Republicans famously repealed the ACA 42 different times on party-line votes. Great politics, I assume, which they could only do because they knew President Obama would veto each one. Even Republicans knew the repeals would be horrible policy.
Republicans campaigned in 2016 on “Repeal and Replace”, comfortable that they could continue their scam under Hillary.
And then, with Trump in front, they won the Presidency.
Oh, shit. And in Trump, they have a moron who either believes their lies, or (more likely) simply doesn’t care. He’s not a big ‘reality’ guy.

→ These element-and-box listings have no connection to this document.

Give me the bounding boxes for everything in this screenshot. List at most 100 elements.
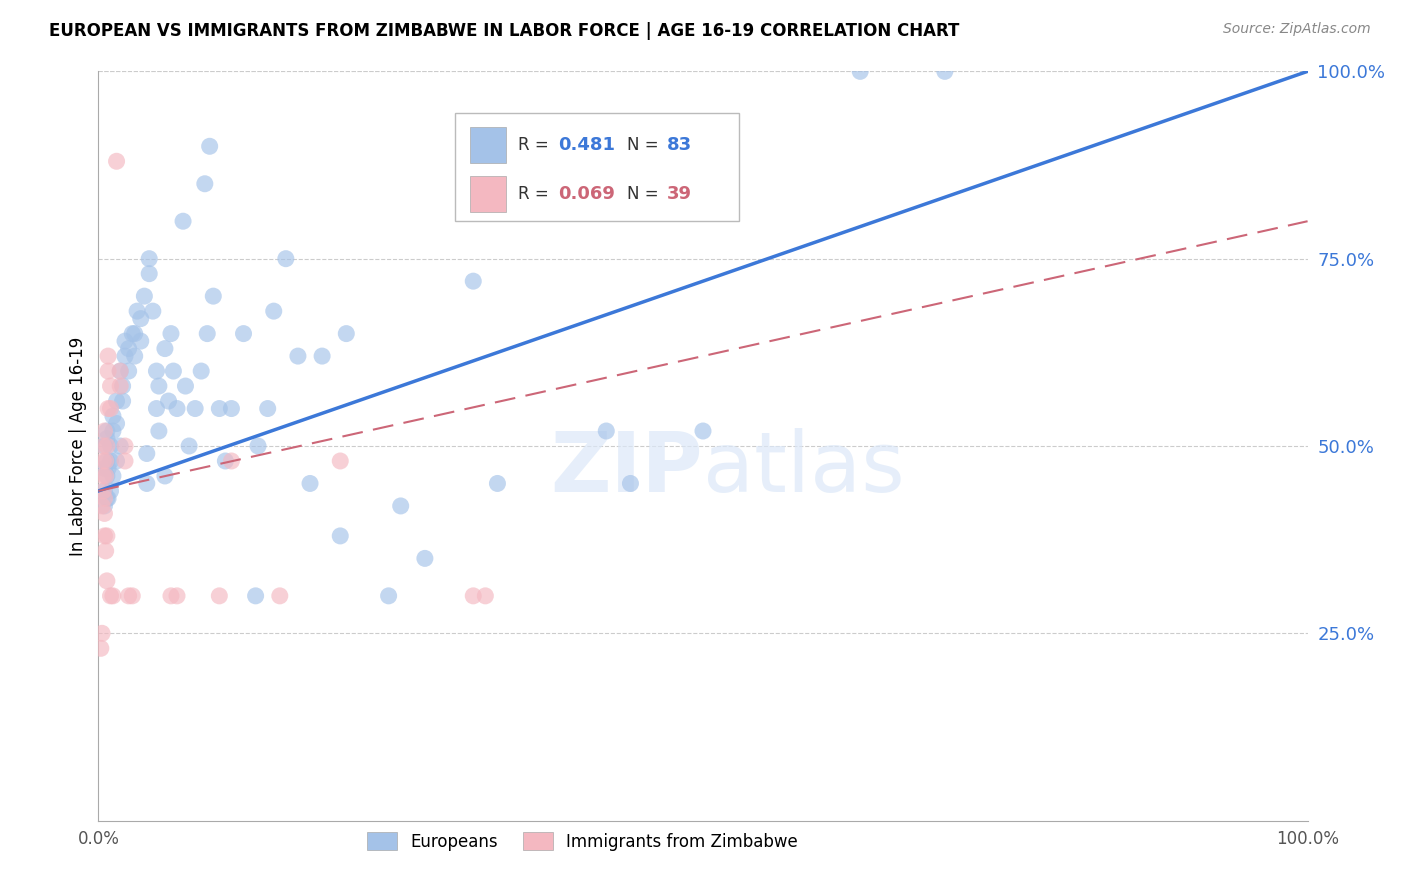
Point: [96, 529, 118, 543]
Text: 0.069: 0.069: [558, 185, 614, 203]
Point: [91, 483, 114, 498]
Point: [91, 626, 114, 640]
Point: [96, 469, 118, 483]
Point: [190, 364, 212, 378]
Point: [138, 267, 160, 281]
Point: [105, 154, 128, 169]
Point: [94, 544, 117, 558]
Point: [463, 274, 485, 288]
Point: [100, 379, 122, 393]
Point: [93, 529, 115, 543]
Point: [100, 439, 122, 453]
FancyBboxPatch shape: [470, 176, 506, 212]
Point: [97, 461, 120, 475]
Point: [184, 401, 207, 416]
Point: [97, 364, 120, 378]
Point: [256, 401, 278, 416]
Text: ZIP: ZIP: [551, 428, 703, 509]
Point: [221, 454, 243, 468]
Point: [93, 461, 115, 475]
Point: [486, 476, 509, 491]
Point: [105, 394, 128, 409]
Point: [124, 326, 146, 341]
Point: [849, 64, 872, 78]
Point: [105, 417, 128, 431]
Point: [96, 439, 118, 453]
Point: [138, 252, 160, 266]
Point: [208, 401, 231, 416]
Text: N =: N =: [627, 136, 664, 154]
Point: [299, 476, 322, 491]
Point: [335, 326, 357, 341]
Point: [97, 349, 120, 363]
Point: [97, 491, 120, 506]
Point: [195, 326, 218, 341]
Text: EUROPEAN VS IMMIGRANTS FROM ZIMBABWE IN LABOR FORCE | AGE 16-19 CORRELATION CHAR: EUROPEAN VS IMMIGRANTS FROM ZIMBABWE IN …: [49, 22, 959, 40]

Republicans held votes anyway, but they were forced to admit that they didn’t have anything. They couldn’t cut the mandate. They couldn’t make it cheaper. They couldn’t make all the pain go away. They voted over and over, and breathed huge sighs of relief when each vote failed.
And now Trump bombs it, grinning idiotically. “Take that, Bob Corker!”
I wonder what Republicans will do with millions of people being hurt? I wonder if we’ll see another ‘Puerto Rico’ level of disaster?